I realize how out of place in the world I’ve always felt—waiting for my real life to begin, unaware it was always there when I was ready to let go. Guidance appears unexpectedly. And like a miracle, we are only allowed a brief glimpse of recognition before it moves on to someone else. Life is full of magic we don’t recognize in the moment. I wish I could have stayed longer with Addie Mae, in the kindness she revealed. But each of us must eventually go out and seek our own life, to become who God intended. If you made it this far with Addie Mae and I, you have arrived at a destination, both in life and within yourself. Truth is beckoning. Could this be your moment? Time is a wonderful ally if we allow ourselves its generosity. Throughout my journey, Addie Mae has been a map, a light, assurance that someone had gone before me. No matter how lonely and scary it seemed at times, she let me know I was not its first traveler. I was never alone. Neither are you.
The next day it was still dark when I woke, made coffee and wandered outside, enticed by the melodic plea of stirring quail. Waiting for the shuttle that would launch me back towards New York, I felt anxious but resigned, ready. As we drove through the slumbering, opaque town, strawberry light frosted the horizon. I reflected on my time here, whether I had made the right decisions, whether Addie Mae was real or just a hopeful imagination like the ones that used to visit my room as a child. I wondered about soul seeds, what it meant to have written it, if anything. And what would become of my seasons with George, with Wally? Could I restore my charred career or spark another from the ashes? Writing soul seeds had changed me in ways that were still simmering.

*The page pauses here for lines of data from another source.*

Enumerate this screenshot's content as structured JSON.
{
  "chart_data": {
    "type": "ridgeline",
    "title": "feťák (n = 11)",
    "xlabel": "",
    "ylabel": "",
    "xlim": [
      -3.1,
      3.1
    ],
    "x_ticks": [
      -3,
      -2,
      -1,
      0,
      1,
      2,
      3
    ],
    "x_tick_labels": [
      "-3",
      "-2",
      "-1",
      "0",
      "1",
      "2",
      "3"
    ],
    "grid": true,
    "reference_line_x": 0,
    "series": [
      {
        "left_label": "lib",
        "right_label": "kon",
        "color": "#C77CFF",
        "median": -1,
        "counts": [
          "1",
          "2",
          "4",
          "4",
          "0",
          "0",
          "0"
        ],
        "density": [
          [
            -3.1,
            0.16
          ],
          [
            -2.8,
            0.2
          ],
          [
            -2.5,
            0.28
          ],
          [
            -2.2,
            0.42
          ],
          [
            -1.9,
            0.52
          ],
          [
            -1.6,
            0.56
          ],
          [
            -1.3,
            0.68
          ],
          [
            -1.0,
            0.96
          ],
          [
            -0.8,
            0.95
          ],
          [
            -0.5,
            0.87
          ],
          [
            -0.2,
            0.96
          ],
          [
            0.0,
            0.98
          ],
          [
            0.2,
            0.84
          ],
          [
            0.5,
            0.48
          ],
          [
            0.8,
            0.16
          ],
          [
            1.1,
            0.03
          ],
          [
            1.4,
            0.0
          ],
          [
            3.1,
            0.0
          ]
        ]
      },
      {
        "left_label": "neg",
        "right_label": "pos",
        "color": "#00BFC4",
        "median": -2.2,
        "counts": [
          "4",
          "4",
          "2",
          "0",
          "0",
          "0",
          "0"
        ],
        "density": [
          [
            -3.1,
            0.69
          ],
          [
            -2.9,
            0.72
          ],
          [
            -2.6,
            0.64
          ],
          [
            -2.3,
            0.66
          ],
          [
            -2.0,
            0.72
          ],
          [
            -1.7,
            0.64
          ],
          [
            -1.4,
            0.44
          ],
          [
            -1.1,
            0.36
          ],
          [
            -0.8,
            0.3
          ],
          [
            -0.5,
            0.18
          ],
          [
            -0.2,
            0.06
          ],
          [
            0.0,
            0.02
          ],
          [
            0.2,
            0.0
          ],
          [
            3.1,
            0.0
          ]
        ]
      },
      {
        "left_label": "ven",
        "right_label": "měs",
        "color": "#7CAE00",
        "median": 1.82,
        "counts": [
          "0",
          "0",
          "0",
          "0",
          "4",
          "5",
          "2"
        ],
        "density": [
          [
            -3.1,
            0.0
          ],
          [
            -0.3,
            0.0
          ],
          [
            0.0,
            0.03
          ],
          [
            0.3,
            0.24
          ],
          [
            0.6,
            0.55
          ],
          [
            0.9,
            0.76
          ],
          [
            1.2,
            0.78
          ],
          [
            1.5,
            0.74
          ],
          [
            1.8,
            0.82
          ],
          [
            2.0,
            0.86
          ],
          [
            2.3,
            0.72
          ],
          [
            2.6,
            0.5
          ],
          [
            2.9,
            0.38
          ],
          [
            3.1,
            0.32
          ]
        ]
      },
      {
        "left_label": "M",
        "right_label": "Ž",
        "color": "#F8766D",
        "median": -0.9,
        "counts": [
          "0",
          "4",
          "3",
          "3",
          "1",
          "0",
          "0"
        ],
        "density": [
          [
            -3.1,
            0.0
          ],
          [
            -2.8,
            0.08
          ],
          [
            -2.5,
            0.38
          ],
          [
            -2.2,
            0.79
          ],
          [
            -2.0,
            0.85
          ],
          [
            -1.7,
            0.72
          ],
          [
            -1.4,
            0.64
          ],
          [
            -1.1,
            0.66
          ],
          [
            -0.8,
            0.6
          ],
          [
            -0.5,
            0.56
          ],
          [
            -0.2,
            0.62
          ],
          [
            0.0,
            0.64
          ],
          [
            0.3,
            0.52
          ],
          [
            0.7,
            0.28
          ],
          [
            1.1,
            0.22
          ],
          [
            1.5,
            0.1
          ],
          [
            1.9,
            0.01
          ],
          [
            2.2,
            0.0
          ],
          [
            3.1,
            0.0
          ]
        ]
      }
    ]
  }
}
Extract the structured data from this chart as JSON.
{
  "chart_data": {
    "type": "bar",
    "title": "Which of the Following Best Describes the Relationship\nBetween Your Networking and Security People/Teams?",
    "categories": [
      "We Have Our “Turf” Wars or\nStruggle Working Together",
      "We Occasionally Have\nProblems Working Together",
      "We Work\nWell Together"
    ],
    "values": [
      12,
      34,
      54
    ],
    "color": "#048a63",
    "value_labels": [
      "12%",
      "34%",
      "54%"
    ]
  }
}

As we slipped through the last of Sedona’s endowing, mountainous arms, I felt her releasing me to my own authority. The long journey back had begun once more. People who loved me were waiting. But right now it was sunrise in the desert, the air smoldered, the new day crystallized with boundless potential as a warrior sun devoured the night. We passed over a hill, rounded a turn and exploded into the blinding eternity of Arizona’s Verde Valley where there are no limitations, no questions, only truth, certainty. Just rising off the quiet, awakening land into a confidently cerulean sky, surrounding us, was a lush, colorful bouquet of hot air balloons. I rolled down the window and took a deep breath of the desert air, all my lungs could bear and watched these billowing beauties, these promises rise silently above the golden landscape. How could I not believe?